Labelling / Annotating data affected by pre-processing

Hey folks,

we wrote some code to extract text from specific documents (e.g. PDF) and now we want to label the data with prodigy. Easy task. The Problem that I see is that we know that the extraction part is not perfect and will be changed many times in the future. There are problems with letter spacing, for example, that result in strings like "H eadline" with a space between "H" and "eadline". This is specific to the tool you use to extract the text. There might be more.

If I label the data based on the current state of pre-processing, the labels are worthless as soon as I change the processing pipeline. Same goes for changes within spaCys tokenizer.
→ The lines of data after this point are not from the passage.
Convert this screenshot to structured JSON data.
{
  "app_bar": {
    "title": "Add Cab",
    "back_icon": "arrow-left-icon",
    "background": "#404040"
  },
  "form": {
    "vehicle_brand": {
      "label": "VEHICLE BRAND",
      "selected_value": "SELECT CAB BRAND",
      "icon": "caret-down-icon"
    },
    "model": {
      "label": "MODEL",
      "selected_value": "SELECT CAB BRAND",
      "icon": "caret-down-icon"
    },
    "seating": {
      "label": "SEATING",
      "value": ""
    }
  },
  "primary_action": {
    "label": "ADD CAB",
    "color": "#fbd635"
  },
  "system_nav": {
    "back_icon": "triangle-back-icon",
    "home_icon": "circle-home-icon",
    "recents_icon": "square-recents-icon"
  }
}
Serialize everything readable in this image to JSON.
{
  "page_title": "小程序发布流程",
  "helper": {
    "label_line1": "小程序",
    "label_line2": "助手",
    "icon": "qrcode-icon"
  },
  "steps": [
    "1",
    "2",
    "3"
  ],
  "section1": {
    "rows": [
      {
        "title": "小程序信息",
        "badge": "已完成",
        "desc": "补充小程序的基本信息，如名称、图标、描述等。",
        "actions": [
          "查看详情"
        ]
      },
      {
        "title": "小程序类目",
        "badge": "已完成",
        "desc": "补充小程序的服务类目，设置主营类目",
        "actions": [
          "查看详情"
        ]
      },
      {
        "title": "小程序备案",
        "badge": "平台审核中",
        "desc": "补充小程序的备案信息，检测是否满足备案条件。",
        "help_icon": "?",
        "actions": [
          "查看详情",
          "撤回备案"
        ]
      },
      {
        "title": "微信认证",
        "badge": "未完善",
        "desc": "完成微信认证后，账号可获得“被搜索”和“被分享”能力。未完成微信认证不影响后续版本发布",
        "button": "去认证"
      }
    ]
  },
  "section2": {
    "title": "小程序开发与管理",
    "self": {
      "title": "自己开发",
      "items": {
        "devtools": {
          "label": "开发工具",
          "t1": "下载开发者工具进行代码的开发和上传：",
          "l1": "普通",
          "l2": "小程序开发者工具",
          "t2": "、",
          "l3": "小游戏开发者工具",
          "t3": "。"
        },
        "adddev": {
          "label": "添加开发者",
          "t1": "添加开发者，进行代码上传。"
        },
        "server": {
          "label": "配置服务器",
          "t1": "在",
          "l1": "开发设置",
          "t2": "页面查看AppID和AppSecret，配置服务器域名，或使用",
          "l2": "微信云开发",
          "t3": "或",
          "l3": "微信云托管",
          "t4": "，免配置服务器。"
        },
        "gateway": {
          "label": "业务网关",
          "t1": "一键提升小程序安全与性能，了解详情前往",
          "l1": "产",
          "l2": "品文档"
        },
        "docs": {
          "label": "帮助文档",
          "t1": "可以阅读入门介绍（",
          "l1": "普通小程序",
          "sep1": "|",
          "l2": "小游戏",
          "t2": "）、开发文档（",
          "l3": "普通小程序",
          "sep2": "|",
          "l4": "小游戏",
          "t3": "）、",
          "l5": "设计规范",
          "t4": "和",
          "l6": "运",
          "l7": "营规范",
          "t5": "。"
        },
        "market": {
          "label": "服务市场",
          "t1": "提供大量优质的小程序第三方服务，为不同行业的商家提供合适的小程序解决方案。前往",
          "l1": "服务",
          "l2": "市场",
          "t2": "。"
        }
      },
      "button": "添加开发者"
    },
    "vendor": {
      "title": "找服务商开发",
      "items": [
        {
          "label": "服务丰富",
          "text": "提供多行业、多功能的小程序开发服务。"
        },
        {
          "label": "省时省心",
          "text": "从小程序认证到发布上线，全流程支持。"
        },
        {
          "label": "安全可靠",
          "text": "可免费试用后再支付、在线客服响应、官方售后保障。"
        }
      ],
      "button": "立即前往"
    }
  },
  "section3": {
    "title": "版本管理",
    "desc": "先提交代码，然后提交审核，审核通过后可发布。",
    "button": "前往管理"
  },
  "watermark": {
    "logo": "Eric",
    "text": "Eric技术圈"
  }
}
Is there a clever way to get around that? Maybe tell prodigy to store the line number and plaintext of the entity within the JSONL-file?

Thanks in advance,


It's sort of a hassle, but you could make sure that if something edits the text, you always store an offset mapping the characters before and after? That way, you'll always be able to fix the alignment.

Another approach is, if the changes can only affect whitespace, you could always recalculate the alignment and use that to remap the character stand-offs.

In the worst-case you can use an approximation like the Levenshtein alignment to calculate a best guess. This would probably work fine in most cases.

In all of these situations, what you're trying to do is create a mapping table keyed by the old character offsets, where the value is the new character offset. This lets you project the annotations onto the new string.